All that and more is available… please do give a listen and let us know what you think.

Martin Geddes recently reflected on the use of Skype as a tool for recording podcasts with two people in different locations.  This is a technique that is used on many podcasts now, including Blue Box, the VoIP Security Podcast.  But as Geddes says, sometimes the quality is not all it should be, and it would be useful to be able to record in top quality, and in some way transmit this out-of-band, while using the inferior, real-time audio between the two podcasters.  Sometimes this technique (called double-ending, or a “double ender”) is done manually today in podcasting and in radio: each person records their end of the conversation locally, then the files get spliced together at the end to make a broadcast quality programme.  The telephone call only needs to be good enough for the two people to understand each other while the interview is taking place.
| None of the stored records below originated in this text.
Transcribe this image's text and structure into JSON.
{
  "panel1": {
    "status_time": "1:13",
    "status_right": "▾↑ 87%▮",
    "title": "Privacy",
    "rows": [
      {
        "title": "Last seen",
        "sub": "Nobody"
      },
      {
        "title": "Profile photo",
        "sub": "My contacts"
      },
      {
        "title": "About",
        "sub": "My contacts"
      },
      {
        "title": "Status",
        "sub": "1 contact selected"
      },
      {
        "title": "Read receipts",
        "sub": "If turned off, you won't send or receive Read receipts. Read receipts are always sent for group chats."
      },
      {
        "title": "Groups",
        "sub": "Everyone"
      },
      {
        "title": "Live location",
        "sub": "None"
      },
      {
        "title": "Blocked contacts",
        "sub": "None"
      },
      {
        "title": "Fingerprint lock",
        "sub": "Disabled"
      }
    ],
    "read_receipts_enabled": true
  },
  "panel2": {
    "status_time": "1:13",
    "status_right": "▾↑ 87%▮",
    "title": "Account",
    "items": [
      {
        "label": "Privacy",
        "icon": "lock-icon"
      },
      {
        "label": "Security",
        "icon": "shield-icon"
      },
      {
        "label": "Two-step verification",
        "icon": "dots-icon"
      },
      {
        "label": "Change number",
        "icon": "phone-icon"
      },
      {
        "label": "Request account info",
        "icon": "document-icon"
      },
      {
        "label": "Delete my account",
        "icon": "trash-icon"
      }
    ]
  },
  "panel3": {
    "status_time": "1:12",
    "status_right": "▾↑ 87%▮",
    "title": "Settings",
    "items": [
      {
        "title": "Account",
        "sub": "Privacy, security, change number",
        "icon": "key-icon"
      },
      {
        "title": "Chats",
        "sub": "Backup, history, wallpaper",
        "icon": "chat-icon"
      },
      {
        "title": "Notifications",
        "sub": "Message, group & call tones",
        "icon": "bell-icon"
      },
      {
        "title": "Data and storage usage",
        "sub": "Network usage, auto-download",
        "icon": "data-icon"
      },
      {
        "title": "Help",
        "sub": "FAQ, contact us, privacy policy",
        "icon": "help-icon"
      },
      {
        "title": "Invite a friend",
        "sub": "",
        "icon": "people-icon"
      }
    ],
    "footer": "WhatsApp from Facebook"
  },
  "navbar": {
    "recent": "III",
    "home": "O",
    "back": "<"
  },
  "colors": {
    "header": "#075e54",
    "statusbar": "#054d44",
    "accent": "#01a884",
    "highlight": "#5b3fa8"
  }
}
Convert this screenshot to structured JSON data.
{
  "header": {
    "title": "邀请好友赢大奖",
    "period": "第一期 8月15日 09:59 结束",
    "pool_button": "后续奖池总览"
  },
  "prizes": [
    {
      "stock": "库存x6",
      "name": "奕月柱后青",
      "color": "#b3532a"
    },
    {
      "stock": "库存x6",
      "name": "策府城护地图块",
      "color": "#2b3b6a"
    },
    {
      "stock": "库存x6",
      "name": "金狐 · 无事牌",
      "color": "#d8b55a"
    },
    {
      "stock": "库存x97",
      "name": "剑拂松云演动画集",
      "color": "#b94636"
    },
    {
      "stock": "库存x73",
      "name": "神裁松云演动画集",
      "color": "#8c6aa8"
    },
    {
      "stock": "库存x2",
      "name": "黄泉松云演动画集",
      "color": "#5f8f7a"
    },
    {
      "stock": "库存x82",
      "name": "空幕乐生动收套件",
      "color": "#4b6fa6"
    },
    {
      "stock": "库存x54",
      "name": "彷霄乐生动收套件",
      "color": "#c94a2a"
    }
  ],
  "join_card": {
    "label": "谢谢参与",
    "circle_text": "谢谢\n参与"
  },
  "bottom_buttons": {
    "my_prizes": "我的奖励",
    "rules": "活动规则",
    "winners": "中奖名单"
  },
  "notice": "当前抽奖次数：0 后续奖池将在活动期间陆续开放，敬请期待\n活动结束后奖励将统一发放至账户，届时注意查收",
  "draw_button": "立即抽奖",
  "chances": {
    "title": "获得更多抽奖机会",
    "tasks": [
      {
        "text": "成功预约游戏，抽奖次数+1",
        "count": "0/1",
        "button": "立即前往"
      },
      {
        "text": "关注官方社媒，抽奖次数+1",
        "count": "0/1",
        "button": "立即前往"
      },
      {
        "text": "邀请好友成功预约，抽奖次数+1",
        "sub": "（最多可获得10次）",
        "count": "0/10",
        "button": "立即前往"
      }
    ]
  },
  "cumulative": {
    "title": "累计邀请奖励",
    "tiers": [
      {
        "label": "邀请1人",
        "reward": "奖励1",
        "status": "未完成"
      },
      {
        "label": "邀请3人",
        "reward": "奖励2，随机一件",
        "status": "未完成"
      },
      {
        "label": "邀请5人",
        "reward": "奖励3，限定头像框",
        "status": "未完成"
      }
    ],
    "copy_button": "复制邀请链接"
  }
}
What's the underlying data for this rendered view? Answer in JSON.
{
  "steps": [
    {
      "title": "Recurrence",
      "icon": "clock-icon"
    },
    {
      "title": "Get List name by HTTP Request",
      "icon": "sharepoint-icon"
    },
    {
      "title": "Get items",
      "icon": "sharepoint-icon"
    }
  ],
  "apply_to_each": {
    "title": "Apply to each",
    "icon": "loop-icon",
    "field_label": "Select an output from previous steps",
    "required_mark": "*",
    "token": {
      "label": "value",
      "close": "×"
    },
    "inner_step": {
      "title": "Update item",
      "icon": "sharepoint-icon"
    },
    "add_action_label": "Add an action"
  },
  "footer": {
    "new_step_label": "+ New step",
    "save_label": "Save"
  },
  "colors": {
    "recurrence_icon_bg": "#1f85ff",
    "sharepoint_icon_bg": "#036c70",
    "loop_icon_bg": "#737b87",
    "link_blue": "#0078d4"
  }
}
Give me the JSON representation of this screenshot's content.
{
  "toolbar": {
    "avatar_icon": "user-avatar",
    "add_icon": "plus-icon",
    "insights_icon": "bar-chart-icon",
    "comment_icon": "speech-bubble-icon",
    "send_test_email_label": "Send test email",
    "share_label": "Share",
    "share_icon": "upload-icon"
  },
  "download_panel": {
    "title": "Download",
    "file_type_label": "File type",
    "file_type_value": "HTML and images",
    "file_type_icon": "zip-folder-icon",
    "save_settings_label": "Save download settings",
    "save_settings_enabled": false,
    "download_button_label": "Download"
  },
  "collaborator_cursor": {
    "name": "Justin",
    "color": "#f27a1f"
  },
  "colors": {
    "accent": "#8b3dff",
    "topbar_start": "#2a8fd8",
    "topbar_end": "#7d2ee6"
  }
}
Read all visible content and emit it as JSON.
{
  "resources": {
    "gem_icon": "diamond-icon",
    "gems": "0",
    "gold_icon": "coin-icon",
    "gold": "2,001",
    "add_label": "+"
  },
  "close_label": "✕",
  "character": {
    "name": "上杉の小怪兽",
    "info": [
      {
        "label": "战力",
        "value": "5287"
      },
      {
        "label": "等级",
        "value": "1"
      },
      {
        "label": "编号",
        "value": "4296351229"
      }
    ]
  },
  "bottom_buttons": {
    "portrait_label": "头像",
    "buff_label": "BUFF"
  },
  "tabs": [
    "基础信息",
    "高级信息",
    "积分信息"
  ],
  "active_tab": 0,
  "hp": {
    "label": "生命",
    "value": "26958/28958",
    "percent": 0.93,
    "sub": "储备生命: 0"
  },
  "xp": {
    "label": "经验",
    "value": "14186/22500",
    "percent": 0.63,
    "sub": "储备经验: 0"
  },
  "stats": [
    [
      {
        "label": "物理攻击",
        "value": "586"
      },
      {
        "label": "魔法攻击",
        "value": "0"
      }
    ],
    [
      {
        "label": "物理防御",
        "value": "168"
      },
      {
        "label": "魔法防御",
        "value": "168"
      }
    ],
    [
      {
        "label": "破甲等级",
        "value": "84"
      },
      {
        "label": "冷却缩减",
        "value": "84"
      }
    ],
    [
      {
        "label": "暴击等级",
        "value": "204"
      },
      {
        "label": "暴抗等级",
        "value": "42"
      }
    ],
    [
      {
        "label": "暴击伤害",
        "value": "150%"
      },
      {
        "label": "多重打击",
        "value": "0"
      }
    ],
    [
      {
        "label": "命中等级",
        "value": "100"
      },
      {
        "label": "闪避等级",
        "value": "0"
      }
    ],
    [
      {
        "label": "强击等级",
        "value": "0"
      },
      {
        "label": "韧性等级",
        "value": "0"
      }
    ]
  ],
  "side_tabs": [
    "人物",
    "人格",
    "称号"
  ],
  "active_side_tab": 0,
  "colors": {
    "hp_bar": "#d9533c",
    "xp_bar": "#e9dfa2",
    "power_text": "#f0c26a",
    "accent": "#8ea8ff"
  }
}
But adding double-ending functionality in Skype has interesting possibilities, apart from the podcasting one.  In some areas human speech needs to be understood by less tolerant parties than humans, for example in the areas of automatic speech recognition, or speaker verification.  Given that VoIP streams can be of cellphone quality (or lower), it could be useful for a computer system to be able to play back a passage of speech it was having trouble with.  For example, a speaker verification system might listen to the live VoIP speech, perhaps match with a certainty of 20%, then after a few tens or hundreds of milliseconds it could try again using extra hi-fidelity information that came in while it was processing the first time.  Much better than forcing the user to re-speak their passphrase over and over until the computer figures it out.

On the subject of Dan York (of Blue Box) and Martin Geddes, you can almost see them in this photograph from Fall VON.  York is moving at speed, presumably in order to eclipse Geddes.

Blue Box Podcast #36 is now available for download. In this super-sized show, we discuss the voice security talks given at Black Hat 2006 last week in Las Vegas. There is an interview with David Endler and Mark Collier about the VoIP security tools they released, an interview with Ofir Arkin about his talk on NAC and involvment with VOIPSA, and many other news items coming out of the conference.

On the Infoworld Zero Day Security page, Garza talks a little about the VoIP Phreaking session at the Black Hat conference, which is on right now in Las Vegas.  I’m looking forward to the promised podcast with The Grugg, who led that class.

On the Black Hat website is an archive of presentations from previous conferences, and the ones from the current conference should pop-up there in the coming weeks. 

Blue Box Podcast #34 is now available for download. In this show, Jonathan and I cover VoIP security news and then have a 27-minute interview with Yurie Rich and John Spence of Command Information about IPv6: What is new with security in IPv6? Is it really more secure? Who is using IPv6? etc. A good opportunity to learn what you do - or don’t - need to know about IPv6 and security.